According to two private researchers more action needs to be taken to reduce space pollution by old satellites and rockets.
If nothing is done, they say, certain orbits, especially those used by manned spacecraft, could become more dangerous and remain so for a hundreds of years.
Despite this dire warning space agencies say that while in the past they may have been responsible for a growing amount of space junk, they now have policies to minimise the hazard.
It is estimated that there are nearly 10,000 man-made objects larger that 10 cm (4 inches) in orbit and probably tens of millions of fragments less than 1 cm (0.4 inch).
Donald Kessler, a private consultant, and Phillip Anz-Meador of Viking Science and Technology in Houston, US, gave their warning at a recent conference in Germany.
The researchers studied the deliberate destruction of a US military spacecraft in 1985.
In September of that year the P-78 satellite, weighing 850 kg (1874 pounds), was intentionaly struck by a 16 kg (35 pounds) projectile.
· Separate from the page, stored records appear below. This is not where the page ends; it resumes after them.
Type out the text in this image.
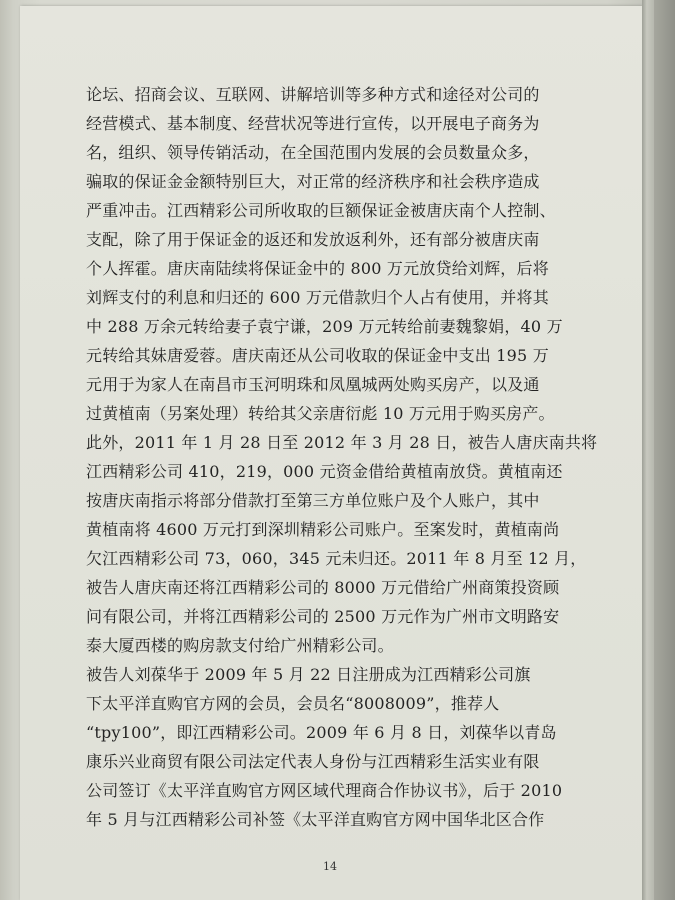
论坛、招商会议、互联网、讲解培训等多种方式和途径对公司的
经营模式、基本制度、经营状况等进行宣传，以开展电子商务为
名，组织、领导传销活动，在全国范围内发展的会员数量众多，
骗取的保证金金额特别巨大，对正常的经济秩序和社会秩序造成
严重冲击。江西精彩公司所收取的巨额保证金被唐庆南个人控制、
支配，除了用于保证金的返还和发放返利外，还有部分被唐庆南
个人挥霍。唐庆南陆续将保证金中的 800 万元放贷给刘辉，后将
刘辉支付的利息和归还的 600 万元借款归个人占有使用，并将其
中 288 万余元转给妻子袁宁谦，209 万元转给前妻魏黎娟，40 万
元转给其妹唐爱蓉。唐庆南还从公司收取的保证金中支出 195 万
元用于为家人在南昌市玉河明珠和凤凰城两处购买房产，以及通
过黄植南（另案处理）转给其父亲唐衍彪 10 万元用于购买房产。
此外，2011 年 1 月 28 日至 2012 年 3 月 28 日，被告人唐庆南共将
江西精彩公司 410，219，000 元资金借给黄植南放贷。黄植南还
按唐庆南指示将部分借款打至第三方单位账户及个人账户，其中
黄植南将 4600 万元打到深圳精彩公司账户。至案发时，黄植南尚
欠江西精彩公司 73，060，345 元未归还。2011 年 8 月至 12 月，
被告人唐庆南还将江西精彩公司的 8000 万元借给广州商策投资顾
问有限公司，并将江西精彩公司的 2500 万元作为广州市文明路安
泰大厦西楼的购房款支付给广州精彩公司。
被告人刘葆华于 2009 年 5 月 22 日注册成为江西精彩公司旗
下太平洋直购官方网的会员，会员名“8008009”，推荐人
“tpy100”，即江西精彩公司。2009 年 6 月 8 日，刘葆华以青岛
康乐兴业商贸有限公司法定代表人身份与江西精彩生活实业有限
公司签订《太平洋直购官方网区域代理商合作协议书》，后于 2010
年 5 月与江西精彩公司补签《太平洋直购官方网中国华北区合作
14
From the collision 285 fragments were catalogued.
The researchers say that by studying the history of these fragments they can obtain a broad picture about how long space debris would remain in orbit.
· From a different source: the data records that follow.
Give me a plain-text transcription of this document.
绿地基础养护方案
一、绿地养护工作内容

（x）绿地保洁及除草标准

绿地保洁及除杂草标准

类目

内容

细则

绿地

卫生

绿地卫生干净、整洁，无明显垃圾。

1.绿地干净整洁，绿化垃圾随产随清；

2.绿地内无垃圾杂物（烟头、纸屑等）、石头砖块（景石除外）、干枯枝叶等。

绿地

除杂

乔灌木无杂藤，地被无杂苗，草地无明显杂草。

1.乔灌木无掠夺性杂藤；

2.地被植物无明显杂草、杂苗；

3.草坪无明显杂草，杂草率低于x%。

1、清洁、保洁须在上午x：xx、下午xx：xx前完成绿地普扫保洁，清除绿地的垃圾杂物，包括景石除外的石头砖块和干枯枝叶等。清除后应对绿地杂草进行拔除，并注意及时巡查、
Over the following years most of P-78's pieces burnt up in the Earth's atmosphere and by January 1998 only eight fragments remained in space.
From this data the authors of the report conclude that even if nothing is done to reduce the number of satellites in orbit, there is the possibility that they could contribute to a growing cloud of space debris in certain orbits.
...the fragment population would become too hazardous to
continue space operations in low Earth orbit.
Small objects regularly strike satellites and manned spacecraft but so far no manned mission has been seriously affected.
In its 14 years in space the Mir space station did not have its work hindered by space debris, even though its exterior was pitted with minute holes from collisions.